A riaprire le indagini la pm Ilaria Calò, lo stesso magistrato che sostenne l’accusa contro Raniero Busco, l’ex fidanzato della vittima condannato a 24 anni nel 2011 e assolto definitivamente In Cassazione. Stando a quanto riporta il giornalista, esperto del caso e autore di un romanzo sul caso proprio Antonio Del Greco, il sospettato avrebbe mentito fin dall’inizio negando di aver mai conosciuto la giovane donna e fornendo a chi indagava una ricostruzione degli spostamenti non precisa. Di nuovo nel campo di indagine entra il nome del portiere Pietrino Vanacore, arrestato nelle ore successive al delitto e scarcerato tre settimane dopo. Sui suoi pantaloni furono individuate alcune macchie di sangue, ma le analisi rivelano che non erano riconducibili alla vittima. Vanacore è morto suicida l’8 marzo del 2010, alla vigilia della sua deposizione in Corte d’Assise.

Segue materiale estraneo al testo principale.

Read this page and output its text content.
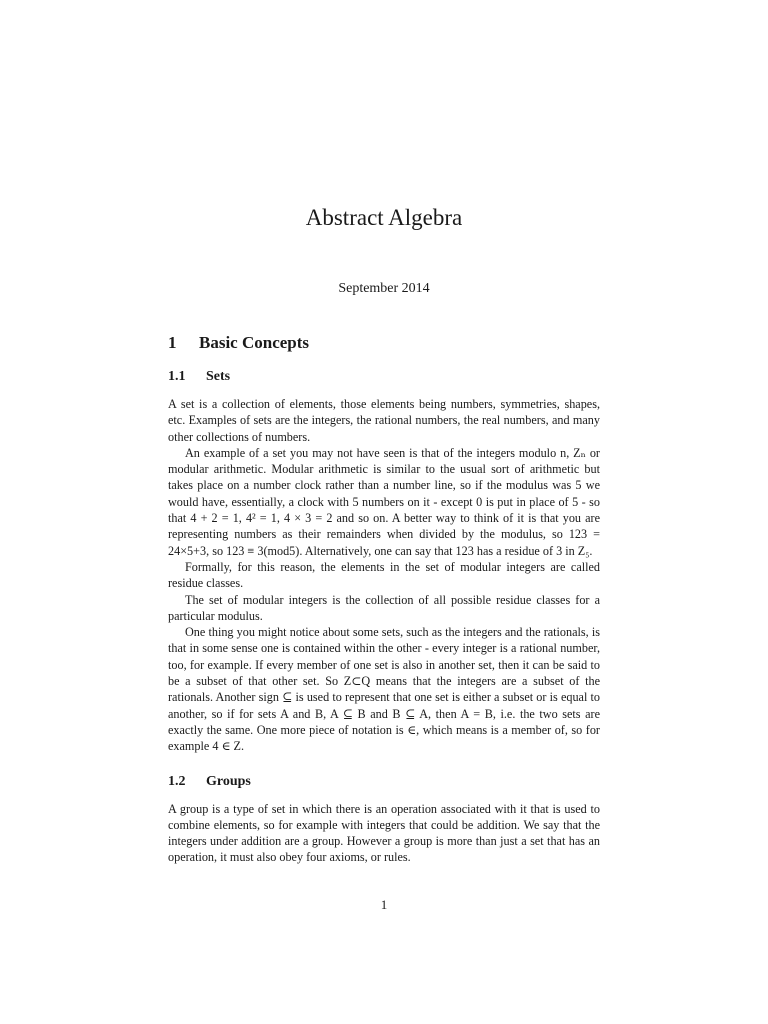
Abstract Algebra
September 2014
1 Basic Concepts
1.1 Sets

A set is a collection of elements, those elements being numbers, symmetries, shapes, etc. Examples of sets are the integers, the rational numbers, the real numbers, and many other collections of numbers.

An example of a set you may not have seen is that of the integers modulo n, Zₙ or modular arithmetic. Modular arithmetic is similar to the usual sort of arithmetic but takes place on a number clock rather than a number line, so if the modulus was 5 we would have, essentially, a clock with 5 numbers on it - except 0 is put in place of 5 - so that 4 + 2 = 1, 4² = 1, 4 × 3 = 2 and so on. A better way to think of it is that you are representing numbers as their remainders when divided by the modulus, so 123 = 24×5+3, so 123 ≡ 3(mod5). Alternatively, one can say that 123 has a residue of 3 in Z₅.

Formally, for this reason, the elements in the set of modular integers are called residue classes.

The set of modular integers is the collection of all possible residue classes for a particular modulus.

One thing you might notice about some sets, such as the integers and the rationals, is that in some sense one is contained within the other - every integer is a rational number, too, for example. If every member of one set is also in another set, then it can be said to be a subset of that other set. So Z⊂Q means that the integers are a subset of the rationals. Another sign ⊆ is used to represent that one set is either a subset or is equal to another, so if for sets A and B, A ⊆ B and B ⊆ A, then A = B, i.e. the two sets are exactly the same. One more piece of notation is ∈, which means is a member of, so for example 4 ∈ Z.

1.2 Groups

A group is a type of set in which there is an operation associated with it that is used to combine elements, so for example with integers that could be addition. We say that the integers under addition are a group. However a group is more than just a set that has an operation, it must also obey four axioms, or rules.

1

Due anni fa alla procura, nel 30° anniversario dell’omicidio, l’avvocata di parte civile aveva rivolto un appello agli inquirenti: “Resta il dolore e restano tanti dubbi: il pm dia segnali, le indagini potrebbero essere riaperte”. L’assassinio di via Poma aveva detto “rappresenta una sconfitta per tutto il sistema giudiziario italiano, una sconfitta per lo Stato. Bastava qualche approfondimento in più ma ciò non è stato fatto”. Mondani citava alcuni misteri irrisolti legati al caso. Ad esempio il morso trovato sul corpo di Simonetta, per cui la famiglia ha sempre chiesto che si facesse una nuova perizia.

Fra gli indagati della prima inchiesta era finito Salvatore Volponi, datore di lavoro della Cesaroni, poi archiviato dopo alcuni mesi di indagini. E nel 1992 Federico Valle che abitava nel palazzo di via Poma e secondo i pm nella notte del delitto aveva ospitato Vanacore. Valle venne tirato in ballo dalle dichiarazioni dell’austriaco Roland Voller, amico di sua madre, secondo cui la donna gli avrebbe confidato che il figlio, proprio il 7 agosto, tornò sporco di sangue da via Poma. Un anno dopo Valle viene prosciolto per non aver commesso il fatto e Vanacore perché il fatto non sussiste.